Throughout its history Hollywood has intoxicated its pilgrims. A few make it, most don’t, and some, like Ammerman, die trying. Even so, the 44-year-old Ammerman stood out among the fallen and the failed.

A doctor and businessman who once ran the emergency room at the Beverly Hills Medical Center among other places, Ammerman was energetic, obsessed and indefatigably ambitious. He took acting classes and screenwriting classes, wrote two scripts and spent thousands of dollars filming parts of the one closest to his heart.

In that movie, which he and his co-writer had tentatively titled “The Legend of Kodiak,” the great Kodiak bear is reborn in a man. It somehow brought everything together for Ammerman–his love of the wilderness from his Idaho upbringing, his grand sense of his new vocation, even his own bear-like gregariousness.

As he struggled for recognition, Ammerman brought along his demons–an addiction to prescription drugs and alcohol that dogged him for years. He checked into rehabilitation facilities twice and stayed clean for five years. Confident of his ability to fight his own battle, he even fashioned himself into something of an expert on drugs, friends say.

But in the months before his death, he had begun to slip again. In April, Santa Monica police arrested Ammerman after finding him in a drug-induced trance, standing naked on the ninth-floor ledge of an oceanfront apartment building.

Ammerman’s closest friend worried that his drive to succeed in Hollywood would be too much for a man wrestling with drug demons.

“I said, ‘This is not a good situation, you’re too weak for this,’ ” Dr. Randy Capri, a dermatologist and medical school classmate of Ammerman’s, warned his friend. “He just said, ‘. . . It’s going to work.’ ”

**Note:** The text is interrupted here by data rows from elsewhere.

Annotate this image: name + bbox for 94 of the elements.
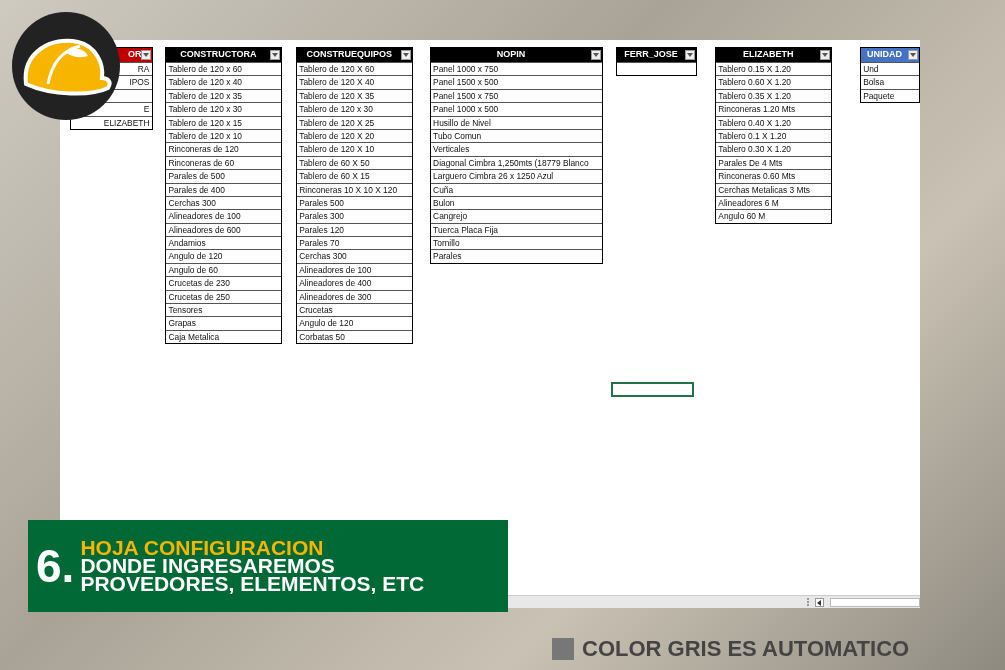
filter-dropdown-button[interactable]: [908, 50, 918, 60]
table-cell: Husillo de Nivel: [431, 115, 602, 129]
table-cell: Parales 120: [297, 222, 413, 237]
filter-dropdown-button[interactable]: [820, 50, 831, 60]
table-cell: Cerchas 300: [297, 249, 413, 263]
banner-text: PROVEDORES, ELEMENTOS, ETC: [80, 575, 425, 593]
table-cell: Tablero de 60 X 50: [297, 155, 413, 170]
table-cell: Angulo 60 M: [716, 209, 832, 223]
step-number: 6.: [36, 543, 75, 589]
header-text: ELIZABETH: [741, 48, 795, 62]
table-cell: Tablero 0.15 X 1.20: [716, 62, 832, 76]
table-cell: Und: [861, 62, 919, 76]
table-cell: Tubo Comun: [431, 128, 602, 143]
table-cell: Crucetas de 250: [166, 289, 282, 304]
table-cell: Panel 1000 x 750: [431, 62, 602, 76]
table-cell: Cerchas Metalicas 3 Mts: [716, 182, 832, 196]
table-cell: Tensores: [166, 303, 282, 317]
table-cell: Crucetas: [297, 303, 413, 317]
table-cell: Tablero de 120 X 60: [297, 62, 413, 76]
table-cell: Cerchas 300: [166, 195, 282, 210]
header-text: CONSTRUCTORA: [179, 48, 258, 62]
table-cell: Tablero de 120 x 40: [166, 75, 282, 89]
table-cell: Rinconeras 10 X 10 X 120: [297, 182, 413, 196]
table-cell: Tablero de 60 X 15: [297, 169, 413, 183]
banner-title: HOJA CONFIGURACION: [80, 539, 325, 557]
table-cell: Tablero de 120 x 30: [166, 102, 282, 116]
table-cell: Crucetas de 230: [166, 276, 282, 290]
table-cell: Panel 1500 x 500: [431, 75, 602, 89]
header-text: CONSTRUEQUIPOS: [305, 48, 393, 62]
filter-dropdown-button[interactable]: [401, 50, 412, 60]
table-cell: Tablero de 120 x 60: [166, 62, 282, 76]
table-cell: Andamios: [166, 236, 282, 250]
header-text: NOPIN: [495, 48, 527, 62]
selected-cell[interactable]: [611, 382, 694, 397]
table-cell: Tablero 0.30 X 1.20: [716, 142, 832, 156]
header-text: OR: [126, 48, 142, 62]
table-cell: Tablero de 120 X 10: [297, 142, 413, 156]
table-cell: Rinconeras 1.20 Mts: [716, 102, 832, 116]
table-cell: Alineadores de 400: [297, 276, 413, 290]
table-cell: Larguero Cimbra 26 x 1250 Azul: [431, 169, 602, 183]
table-cell: Angulo de 120: [166, 249, 282, 263]
table-cell: Caja Metalica: [166, 329, 282, 344]
table-cell: Parales 70: [297, 236, 413, 250]
table-cell: Cuña: [431, 182, 602, 196]
table-cell: Parales 300: [297, 209, 413, 223]
table-cell: Tablero de 120 x 15: [166, 115, 282, 129]
filter-dropdown-button[interactable]: [270, 50, 281, 60]
scroll-left-button[interactable]: [815, 597, 824, 607]
table-cell: Verticales: [431, 142, 602, 156]
table-cell: Tablero 0.40 X 1.20: [716, 115, 832, 129]
header-text: UNIDAD: [866, 48, 904, 62]
banner-text: DONDE INGRESAREMOS: [80, 557, 336, 575]
table-cell: Alineadores de 100: [297, 262, 413, 277]
table-cell: Grapas: [166, 316, 282, 330]
table-cell: Tablero de 120 X 20: [297, 128, 413, 143]
table-cell: Tablero 0.35 X 1.20: [716, 88, 832, 103]
filter-dropdown-button[interactable]: [685, 50, 696, 60]
table-cell: Alineadores de 100: [166, 209, 282, 223]
table-cell: Panel 1000 x 500: [431, 102, 602, 116]
table-cell: Tablero de 120 x 35: [166, 88, 282, 103]
filter-dropdown-button[interactable]: [141, 50, 152, 60]
header-text: FERR_JOSE: [623, 48, 679, 62]
table-cell: Tuerca Placa Fija: [431, 222, 602, 237]
table-cell: Tablero de 120 X 25: [297, 115, 413, 129]
table-cell: Parales De 4 Mts: [716, 155, 832, 170]
table-cell: Rinconeras 0.60 Mts: [716, 169, 832, 183]
table-cell: Parales: [431, 249, 602, 263]
table-cell: Corbatas 50: [297, 329, 413, 344]
legend-swatch: [552, 637, 574, 660]
table-cell: Bolsa: [861, 75, 919, 89]
table-cell: Cangrejo: [431, 209, 602, 223]
caption-text: COLOR GRIS ES AUTOMATICO: [582, 635, 910, 663]
table-cell: Parales de 500: [166, 169, 282, 183]
table-cell: Tablero de 120 x 30: [297, 102, 413, 116]
table-cell: Alineadores de 600: [166, 222, 282, 237]
filter-dropdown-button[interactable]: [590, 50, 601, 60]
table-cell: Tablero 0.1 X 1.20: [716, 128, 832, 143]
table-cell: Angulo de 120: [297, 316, 413, 330]
table-cell: Tablero de 120 X 35: [297, 88, 413, 103]
table-cell: Diagonal Cimbra 1,250mts (18779 Blanco: [431, 155, 602, 170]
table-cell: Angulo de 60: [166, 262, 282, 277]
table-cell: Bulon: [431, 195, 602, 210]
table-cell: Parales 500: [297, 195, 413, 210]
table-cell: Tornillo: [431, 236, 602, 250]
table-cell: Tablero de 120 X 40: [297, 75, 413, 89]
table-cell: Rinconeras de 60: [166, 155, 282, 170]
table-cell: Rinconeras de 120: [166, 142, 282, 156]
table-cell: Parales de 400: [166, 182, 282, 196]
table-cell: Tablero de 120 x 10: [166, 128, 282, 143]
table-cell: Tablero 0.60 X 1.20: [716, 75, 832, 89]
table-cell: Panel 1500 x 750: [431, 88, 602, 103]
table-cell: Paquete: [861, 88, 919, 103]
table-cell: Alineadores de 300: [297, 289, 413, 304]
table-cell: Alineadores 6 M: [716, 195, 832, 210]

What happened at Simpson’s house in the hours leading up to Ammerman’s death remains a mystery. The autopsy found a medicine cabinet of drugs in Ammerman’s system–cocaine, morphine, Valium and the antidepressant drug Venlafaxine. Ammerman died of multiple drug intoxication, according to toxicology reports.

The homicide detective who went to the scene determined it wasn’t a murder and investigated no further. None of the people at the house the night before Ammerman’s body was found–including Simpson, his assistants, another doctor and Ammerman’s girlfriend–will talk about what happened in the hours before his death.

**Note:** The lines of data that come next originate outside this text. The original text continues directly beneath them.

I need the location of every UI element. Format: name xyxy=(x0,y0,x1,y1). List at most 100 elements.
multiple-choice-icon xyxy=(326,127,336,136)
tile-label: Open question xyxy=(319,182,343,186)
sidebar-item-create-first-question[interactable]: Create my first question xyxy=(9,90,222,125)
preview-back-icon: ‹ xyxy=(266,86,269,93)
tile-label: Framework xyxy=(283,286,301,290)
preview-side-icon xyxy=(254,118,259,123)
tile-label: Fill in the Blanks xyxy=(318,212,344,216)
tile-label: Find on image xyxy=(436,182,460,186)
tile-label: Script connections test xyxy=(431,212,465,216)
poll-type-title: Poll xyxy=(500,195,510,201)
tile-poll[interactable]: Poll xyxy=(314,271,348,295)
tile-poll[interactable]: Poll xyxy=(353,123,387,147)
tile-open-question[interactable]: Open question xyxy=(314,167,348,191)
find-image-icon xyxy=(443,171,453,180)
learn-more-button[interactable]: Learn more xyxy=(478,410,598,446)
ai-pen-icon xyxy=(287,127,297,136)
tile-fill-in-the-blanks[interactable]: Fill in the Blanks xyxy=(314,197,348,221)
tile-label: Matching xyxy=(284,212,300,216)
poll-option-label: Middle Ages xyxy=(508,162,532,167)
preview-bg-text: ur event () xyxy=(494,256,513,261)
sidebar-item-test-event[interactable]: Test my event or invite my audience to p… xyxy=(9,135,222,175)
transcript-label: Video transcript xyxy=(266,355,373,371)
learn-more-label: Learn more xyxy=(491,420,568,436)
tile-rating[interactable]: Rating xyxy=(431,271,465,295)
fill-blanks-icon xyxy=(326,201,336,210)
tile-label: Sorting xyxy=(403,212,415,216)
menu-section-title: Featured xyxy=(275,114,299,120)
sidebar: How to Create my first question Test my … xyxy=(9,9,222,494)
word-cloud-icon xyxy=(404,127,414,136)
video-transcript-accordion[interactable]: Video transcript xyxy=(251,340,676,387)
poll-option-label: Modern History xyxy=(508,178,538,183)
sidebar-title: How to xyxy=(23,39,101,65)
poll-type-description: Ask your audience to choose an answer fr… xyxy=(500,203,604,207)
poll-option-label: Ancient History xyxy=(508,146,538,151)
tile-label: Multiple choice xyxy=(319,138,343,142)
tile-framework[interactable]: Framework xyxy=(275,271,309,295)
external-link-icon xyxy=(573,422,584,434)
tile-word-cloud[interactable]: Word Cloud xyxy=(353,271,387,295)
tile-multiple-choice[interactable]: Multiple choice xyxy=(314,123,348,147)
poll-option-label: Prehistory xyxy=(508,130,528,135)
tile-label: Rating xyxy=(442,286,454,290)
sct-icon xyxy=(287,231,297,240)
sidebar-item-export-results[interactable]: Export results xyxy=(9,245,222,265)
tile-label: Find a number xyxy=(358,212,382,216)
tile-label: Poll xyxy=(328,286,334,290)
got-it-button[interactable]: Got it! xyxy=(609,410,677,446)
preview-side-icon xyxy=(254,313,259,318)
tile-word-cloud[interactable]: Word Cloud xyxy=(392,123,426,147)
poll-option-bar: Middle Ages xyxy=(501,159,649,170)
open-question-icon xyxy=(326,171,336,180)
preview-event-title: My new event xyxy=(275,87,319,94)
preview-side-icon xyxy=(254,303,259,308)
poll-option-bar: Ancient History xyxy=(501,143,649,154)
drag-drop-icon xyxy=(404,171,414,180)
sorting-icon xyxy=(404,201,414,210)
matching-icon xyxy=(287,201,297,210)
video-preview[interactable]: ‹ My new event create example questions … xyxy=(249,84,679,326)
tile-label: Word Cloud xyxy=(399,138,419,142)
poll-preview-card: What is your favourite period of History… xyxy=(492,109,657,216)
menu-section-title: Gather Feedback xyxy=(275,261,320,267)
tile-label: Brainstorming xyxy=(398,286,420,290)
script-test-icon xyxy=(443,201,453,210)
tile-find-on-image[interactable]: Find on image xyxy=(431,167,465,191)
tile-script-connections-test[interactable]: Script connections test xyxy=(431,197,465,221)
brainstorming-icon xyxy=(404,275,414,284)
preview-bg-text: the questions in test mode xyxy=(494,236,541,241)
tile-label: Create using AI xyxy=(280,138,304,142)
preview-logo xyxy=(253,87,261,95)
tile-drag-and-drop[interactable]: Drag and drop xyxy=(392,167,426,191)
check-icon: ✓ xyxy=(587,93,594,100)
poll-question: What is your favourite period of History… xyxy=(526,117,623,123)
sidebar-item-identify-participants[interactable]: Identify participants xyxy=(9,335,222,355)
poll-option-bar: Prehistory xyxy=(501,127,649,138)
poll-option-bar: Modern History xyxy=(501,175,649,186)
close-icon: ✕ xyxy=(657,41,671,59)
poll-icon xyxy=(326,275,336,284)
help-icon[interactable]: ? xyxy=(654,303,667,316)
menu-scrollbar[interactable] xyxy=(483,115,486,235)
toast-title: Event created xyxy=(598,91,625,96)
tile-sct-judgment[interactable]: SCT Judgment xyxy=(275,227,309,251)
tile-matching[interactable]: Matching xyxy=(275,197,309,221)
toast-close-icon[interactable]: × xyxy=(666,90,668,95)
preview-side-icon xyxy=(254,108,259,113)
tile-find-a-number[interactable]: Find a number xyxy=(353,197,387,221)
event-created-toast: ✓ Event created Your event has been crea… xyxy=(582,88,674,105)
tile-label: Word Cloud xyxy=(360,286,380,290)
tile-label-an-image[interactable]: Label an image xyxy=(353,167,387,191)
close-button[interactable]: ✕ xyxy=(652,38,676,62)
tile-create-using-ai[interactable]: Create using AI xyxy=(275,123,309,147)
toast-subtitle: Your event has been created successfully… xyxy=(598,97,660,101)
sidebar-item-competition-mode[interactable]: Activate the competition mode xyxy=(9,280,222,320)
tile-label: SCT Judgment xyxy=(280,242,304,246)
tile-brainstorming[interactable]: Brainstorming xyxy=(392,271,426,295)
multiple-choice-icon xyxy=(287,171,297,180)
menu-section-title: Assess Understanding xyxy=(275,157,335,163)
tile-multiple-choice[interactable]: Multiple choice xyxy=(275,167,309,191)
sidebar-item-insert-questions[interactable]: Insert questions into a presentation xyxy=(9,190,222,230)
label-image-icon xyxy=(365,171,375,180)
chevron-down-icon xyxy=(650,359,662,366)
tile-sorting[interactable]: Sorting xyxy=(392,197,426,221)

Simpson has yet to make any public comment on the man he described to police as his “friend and doctor.” Neither did he attend Ammerman’s small, private memorial service on a Hidden Valley ranch.

“Mr. Simpson’s official statement about Mr. Ammerman’s death was that it was a tragedy and he’s not going to comment further,” Simpson’s attorney, Robert Chapman, said. “I wish you would just leave it alone.”